Uw opmerking inzake de weerstand van software-ontwikkelaars vind ik dubieus. Als de weerstand van software-ontwikkelaars een bedrijf ervan weerhoudt om het inzicht in de eigen organisatie in eigen hand te nemen dan stelt dat bedrijf zich erg onderdanig op. De te ontwikkelen software is namelijk primair ondersteunend aan de – als het goed is door de organisatie – gedefinieerde processen. Het is tevens ook nog altijd zo dat een te grote vrijheid van software-ontwikkelaars leidt tot een kloof tussen het gewenste resultaat en de opgeleverde software.
Aangezien u met corporate modelling modellen maakt van 'processen die kritisch zijn voor het behalen van bedrijfsdoelstellingen met als doel deze processen dermate te beheersen dat op basis van rationele overwegingen de uitkomsten van deze processen kunnen worden gereguleerd', zullen de regels waar deze modelleringsmethode op gebaseerd zeer strikt moeten zijn en een - zij het vereenvoudigde - correcte weergave van de werkelijkheid moeten zijn.
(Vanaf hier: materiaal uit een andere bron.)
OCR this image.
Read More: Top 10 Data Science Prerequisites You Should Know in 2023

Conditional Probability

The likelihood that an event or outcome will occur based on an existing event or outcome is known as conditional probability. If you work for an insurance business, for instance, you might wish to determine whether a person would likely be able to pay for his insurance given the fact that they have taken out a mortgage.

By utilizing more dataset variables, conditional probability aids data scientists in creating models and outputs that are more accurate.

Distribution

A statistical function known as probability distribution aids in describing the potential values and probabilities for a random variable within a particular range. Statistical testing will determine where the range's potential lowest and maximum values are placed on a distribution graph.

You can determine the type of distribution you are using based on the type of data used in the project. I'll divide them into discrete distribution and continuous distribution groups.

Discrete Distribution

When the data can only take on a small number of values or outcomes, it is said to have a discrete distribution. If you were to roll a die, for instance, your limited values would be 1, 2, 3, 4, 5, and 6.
U pleit er immers voor te sturen op basis van een model en dit is slechts acceptabel als het model goed inelkaar zit.
Om hieraan te voldoen moet de taal van het model goed gedefinieerd zijn. Immers, als twee verschillende personenen een en hetzelfde proces gaan modelleren, dan zouden er twee exact dezelfde modellen uit moeten komen, ofwel; de sturinginsacties op basis van beide modellen zouden tot gelijke resultaten moeten leiden.
Ik zit vraagtekens bij de mate waarin de regels voor corportate modelling wel goed zijn beschreven. U spreekt namelijk over 'relevante aspecten van processen', maar hoe wordt bepaald wat relevant is en op basis van welke regels?
U stelt: 'Corporate Modelling met een goede case tool biedt geïntegreerd en up-to- date inzicht in de aspecten van de processen binnen de totale organisatie.' Waarin wordt corporate modelling geintegreerd? Het lijkt mij niet goed om een modellering te integreren in wat dan ook. Een model is immers een beschrijving van het een of ander en een beschrijving dient geen onderdeel te zijn van datgene wat het beschrijft. Of wordt het in iets anders geintegreerd zien?
Voor wat betreft de weerstand van de software-ontwikkelaars kan u het volgende zeggen. Software-ontwikkelaars zijn opgeleide modelleerders. Zij dienen de werkelijkeheid om te zetten in door machines uit te voeren instructies (op basis van een model). Als er iets aan het model niet klopt, werkt de software niet. Zo simpel is het. Zij worden dus gedwongen gebruik te maken van modelleringsmethoden en talen die strenge regels kennen. Elke afwijking van de regels leidt tot bugs in de opgeleverde software.
"Corporate Models zullen leiden tot bugs in de organisatie", zullen de software-ontwikkelaars terecht zeggen, want zij hebben nooit specificaties van de modelleringsmethode gezien. Zonder die specificaties zal het gebruik van de methode worden afgedaan als zinloos.
Of zijn die specificaties wel beschikbaar?
Justus de Broeckenaere
marcheert deze discussie thans nog of wat?